Le seul péché commis par les Left Banke aura été de négliger cette dimension organique qui offre une pérennité aux groupes. Ils n'auront eu finalement d'autre existence que celle perçue au travers de leurs disques. Sans cette prédisposition au mythe, à la sanctification, que beaucoup s'octroient en raison de leur comportement et non de leur musique, nul groupe ne peut résister à l'usure des mémoires. Pourtant, malgré l'opacité qui a empêché durant des années le génie des Left Banke de percer au grand jour, on peut parier que quelques-uns les ont toujours gardé en secret, comme une perpétuelle source de jouvence, infiniment pure, conservée intact à l'abri des pollueurs.

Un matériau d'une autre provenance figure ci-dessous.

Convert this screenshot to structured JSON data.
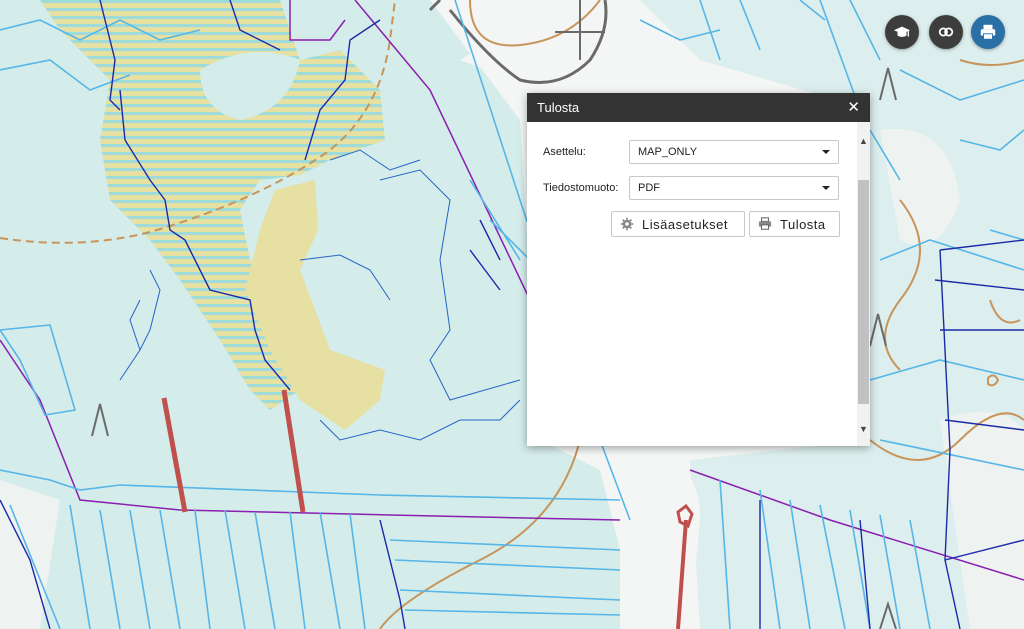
{
  "toolbar": {
    "icons": [
      "graduation-cap-icon",
      "layers-icon",
      "print-icon"
    ],
    "colors": {
      "dark": "#3d3d3d",
      "active": "#2a6fa6"
    }
  },
  "dialog": {
    "title": "Tulosta",
    "close_label": "✕",
    "fields": {
      "layout_label": "Asettelu:",
      "layout_value": "MAP_ONLY",
      "format_label": "Tiedostomuoto:",
      "format_value": "PDF"
    },
    "buttons": {
      "settings_label": "Lisäasetukset",
      "print_label": "Tulosta"
    }
  },
  "map": {
    "colors": {
      "background": "#f4f6f5",
      "water_area": "#d4ecea",
      "marsh": "#e6e0a2",
      "stream": "#56b6e8",
      "ditch_dark": "#1b2aa8",
      "boundary": "#8a1fb0",
      "road": "#c7955b",
      "power_line": "#c0504d"
    }
  }
}
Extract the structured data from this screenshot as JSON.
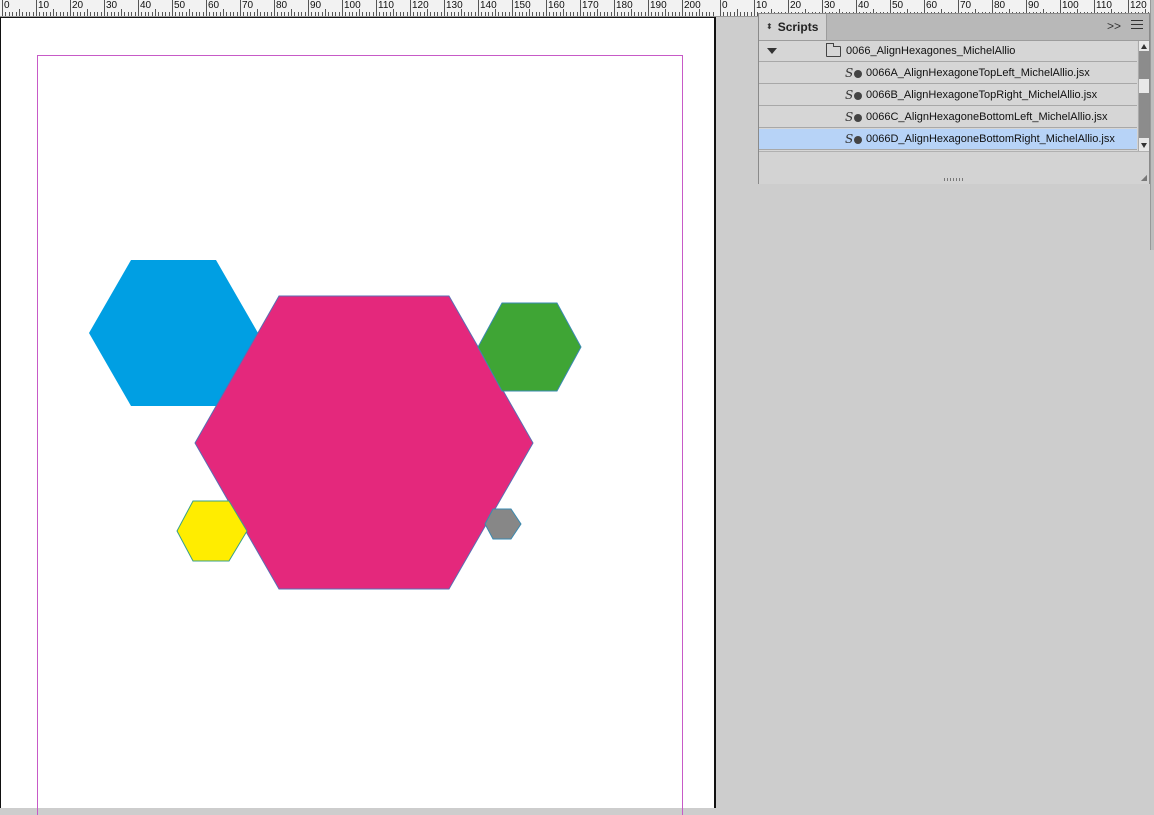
{
  "ruler": {
    "labels_left": [
      "0",
      "10",
      "20",
      "30",
      "40",
      "50",
      "60",
      "70",
      "80",
      "90",
      "100",
      "110",
      "120",
      "130",
      "140",
      "150",
      "160",
      "170",
      "180",
      "190",
      "200"
    ],
    "labels_right": [
      "0",
      "10",
      "20",
      "30",
      "40",
      "50",
      "60",
      "70",
      "80",
      "90",
      "100",
      "110",
      "120"
    ]
  },
  "panel": {
    "title": "Scripts",
    "collapse_glyph": ">>",
    "folder": "0066_AlignHexagones_MichelAllio",
    "scripts": [
      {
        "label": "0066A_AlignHexagoneTopLeft_MichelAllio.jsx",
        "selected": false
      },
      {
        "label": "0066B_AlignHexagoneTopRight_MichelAllio.jsx",
        "selected": false
      },
      {
        "label": "0066C_AlignHexagoneBottomLeft_MichelAllio.jsx",
        "selected": false
      },
      {
        "label": "0066D_AlignHexagoneBottomRight_MichelAllio.jsx",
        "selected": true
      }
    ]
  },
  "artwork": {
    "hexagons": [
      {
        "name": "blue",
        "fill": "#009fe3"
      },
      {
        "name": "magenta",
        "fill": "#e4287c"
      },
      {
        "name": "green",
        "fill": "#3fa535"
      },
      {
        "name": "yellow",
        "fill": "#ffed00"
      },
      {
        "name": "gray",
        "fill": "#878787"
      }
    ]
  },
  "colors": {
    "accent_selection": "#b7d3f7",
    "margin_guide": "#c75ac7"
  }
}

Ainsi, Marc Almond peut-il jurer sur la tête de son petit ami n'avoir jamais entendu "Shadows Breaking Over My Head"? Et les autres, tous les autres, groupes jeunes ou moins jeunes qui se sont essayés un jour à la confection de chansons pop, peuvent-ils ignorer l'existence de ce groupe qui est sans doute la plus parfaite illustration de  tous leurs fantasmes?
Si tel est le cas, cette exhumation définitive, désormais intégrée au patrimoine des quelques disques indispensables, devrait engendrer bien des vocations. Plus que les Beatles ou les Kinks, qui font aujourd'hui autorité en la matière, les Left Banke, parce qu'encore vierges, rassemblent tous les atouts pour devenir, a posteriori, la plus foudroyante manifestation de ce que l'on nomme communément le rêve pop, ce paradis coincé dans une bulle et au regard duquel les mots qui prétendent en rendre compte sont désespérément faibles.

Bonus:

Things Go Better
Hertz Rent-a-Car

Deux des trois jingles enregistrés en 1967 par The Left Banke (pour Coca-Cola, Hertz et Toni, une laque pour cheveux). Ces petits morceaux d'une minute sont parus sur un bootleg édité par Winfield Records (probablement Jeff Winfield).